I also usually draw So You Write‘s outlines at home with a reference and do the inking and coloring at my Drink and Draw club, while Negative One I usually draw at home while on the phone with a friend.
You’re also a prose writer and you’ve written fiction and nonfiction. What’s the relationship for you between comics and prose?
So You Write is creative nonfiction, so it’s sort of the comics version of an article for me. If, for instance, I wanted to write an article about publishing misconceptions, I’d outline the misconceptions, explain where they probably come from, and then counter them and give appropriate information. But if I want to cover a publishing misconception in a comic, I have to exaggerate the misconception and make it super ridiculous as shorthand for identifying it as a misconception, and translate the advice I’d otherwise give into my comic character acting as a voice of reason (and getting ignored, of course). Example: I could write an article about why it’s unrealistic to expect a single book publishing contract to automatically pay all your bills and pave the way for the rest of your life. Or I could write a comic where an ignorant character asks me when I’m quitting my job because I’m published and am surely super rich now, with the last frame just a closeup of my unhinged laughter. You can say the same things, but I think comics will give less specific information and make more of a memorable impact, especially considering the humor factor and the ease of sharing.

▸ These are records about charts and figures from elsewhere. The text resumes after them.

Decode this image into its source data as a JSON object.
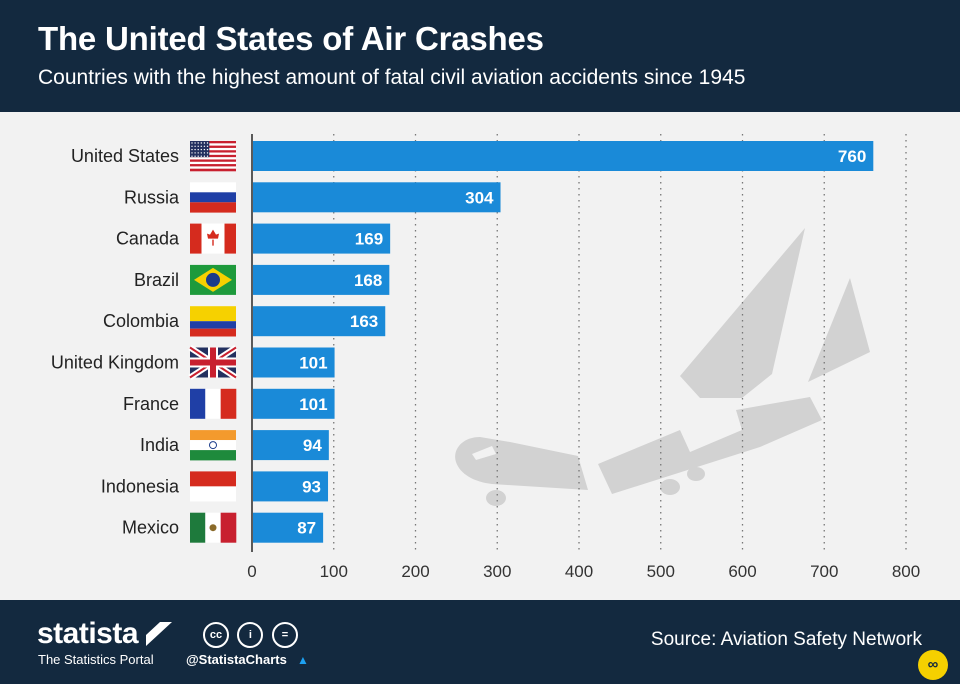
{
  "header": {
    "title": "The United States of Air Crashes",
    "subtitle": "Countries with the highest amount of fatal civil aviation accidents since 1945"
  },
  "chart_data": {
    "type": "bar",
    "orientation": "horizontal",
    "title": "The United States of Air Crashes",
    "subtitle": "Countries with the highest amount of fatal civil aviation accidents since 1945",
    "categories": [
      "United States",
      "Russia",
      "Canada",
      "Brazil",
      "Colombia",
      "United Kingdom",
      "France",
      "India",
      "Indonesia",
      "Mexico"
    ],
    "values": [
      760,
      304,
      169,
      168,
      163,
      101,
      101,
      94,
      93,
      87
    ],
    "xlim": [
      0,
      800
    ],
    "xticks": [
      "0",
      "100",
      "200",
      "300",
      "400",
      "500",
      "600",
      "700",
      "800"
    ],
    "grid": "vertical-dotted",
    "bar_color": "#1a8ad8",
    "flag_icons": [
      "us-flag-icon",
      "russia-flag-icon",
      "canada-flag-icon",
      "brazil-flag-icon",
      "colombia-flag-icon",
      "uk-flag-icon",
      "france-flag-icon",
      "india-flag-icon",
      "indonesia-flag-icon",
      "mexico-flag-icon"
    ]
  },
  "footer": {
    "brand": "statista",
    "brand_tagline": "The Statistics Portal",
    "handle": "@StatistaCharts",
    "source": "Source: Aviation Safety Network"
  }
}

When it comes to Negative One, though, it’s a lot more like novel writing because its style is so atypical for comics. Each issue is a mini scene of a novel with the dialogue pasted into talk bubbles and the POV narrator’s thoughts and perceptions in asides and narrative panels. If I were writing a novel, it would just be the text with no pictures, stage direction and description added, and probably a similar level of reflection and perception. The other big difference for me is that some comic issues are somewhat self-contained while others lead into each other over weeks or months. Because I switch perspectives in the comic in a way I don’t in novels, I tend to put a little bow on each issue’s happenings, tying up the character’s thoughts or finding a way to fade out of their perspective so the next character can pick it up. When I have long scenes in a novel, there are very few similar transitions.
I think some stories lend themselves to certain formats more than others, but at the same time, it’s at least POSSIBLE to use almost any medium to say what you want to say, and it just depends on what you enjoy and what skills you feel comfortable using to carry your messages.